Особенно сильно болела нога, если я целый день пахал, боронил или жал. Жнива давалась тяжелее всего, потому что, наклоняясь, приходилось больше опираться на носки. Идя с поля, я обычно незаметно отставал и шел один, чтобы никто не видел, как я ковыляю, часто с длинной палкой в руках. Возвращались с работы ночью, это помогало мне скрывать свое несчастье.

В жниву обычно возвращались толпами, парни играли на гармошке, девицы пели песни. А я в это время, бывало, наступлю впотьмах на неровное место и от нестерпимой боли присяду и стисну зубы. Иногда все же не мог сдержать стон.

В работе отец мне, конечно, поблажки не давал. Хотя он и хорошо видел, что некоторые работы мне непосильны, но только злорадствовал и направлял туда, где потяжелее.

Однажды великим постом, в 1907 году, мы заготовляли дрова в лесу. Там в лесной избушке и ночевали. Нога моя в это время уставала и болела особенно сильно. С утра еще ничего, хожу, а как поброжу целый день в снегу, так под вечер ступить не могу, полверсты или немного больше ходьбы до избушки были для меня пыткой, а когда в избушке прилягу, то уже не могу встать на ноги.

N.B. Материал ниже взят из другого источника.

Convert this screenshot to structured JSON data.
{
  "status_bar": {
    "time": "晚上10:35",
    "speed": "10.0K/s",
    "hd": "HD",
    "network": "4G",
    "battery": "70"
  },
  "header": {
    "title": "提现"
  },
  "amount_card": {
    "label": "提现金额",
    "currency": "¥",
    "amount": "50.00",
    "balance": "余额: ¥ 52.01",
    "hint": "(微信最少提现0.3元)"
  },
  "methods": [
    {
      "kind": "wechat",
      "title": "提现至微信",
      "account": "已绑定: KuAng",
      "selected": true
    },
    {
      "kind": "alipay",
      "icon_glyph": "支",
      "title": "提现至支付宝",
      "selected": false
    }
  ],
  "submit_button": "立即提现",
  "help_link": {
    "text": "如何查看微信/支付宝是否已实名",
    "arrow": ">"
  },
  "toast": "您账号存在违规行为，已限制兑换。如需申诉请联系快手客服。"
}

Но мне страшно не хотелось показывать свой недостаток посторонним, а в этой избушке спали люди и из других семей. В числе их была девушка моего возраста, Федорка Федоскова, которая мне нравилась. В глубоких тайниках своего сознания я даже представлял ее иногда своей невестой. Помню, однажды я предложил ей печеной картошки, она без всяких ужимок приняла мое угощение и просто поблагодарила.

Отец в этот раз, против обыкновения, тоже был с нами в лесу и, как обычно, был туча тучей. До конца недели я в этот раз проработать не смог. Встав однажды утром, я сказал отцу, что идти пилить дрова не могу, пойду домой, а потом в больницу. Он ничего на это не ответил, и я отправился.

До дому было верст 6–7, и это расстояние я преодолевал почти целый день. Неровности дороги причиняли мне жестокую боль, и я большей частью брел стороной, по снегу, который на реке был не очень глубок.

Отдохнув сутки дома, я отправился пешком же в больницу, за 25 верст[116]. Через двое суток я туда пришел. В больницу меня приняли, и я недель шесть там лежал. Лечили меня электричеством, но я видел, что доктор делал это только для очищения совести, надежды исправить мою ногу у него не было. Он просто давал мне возможность отдохнуть. И давал читать запрещенные книги, но предупредил, что надо поаккуратнее, лишнего ни с кем не говорить.

Фамилия доктору была Писарев, в то время он был цветущего здоровья, а через два года умер от какой-то тяжелой болезни. Говорили, что заболел он от огорчения, вызванного изменой жены. В самом деле, вскоре после моего пребывания в больнице был такой случай. К его жене ночью пробирался земский начальник, а он, очевидно, уже выслеживавший, стрелял по нему, но, к сожалению, только легко ранил.

Выписавшись из больницы, я опять кое-как приплелся домой.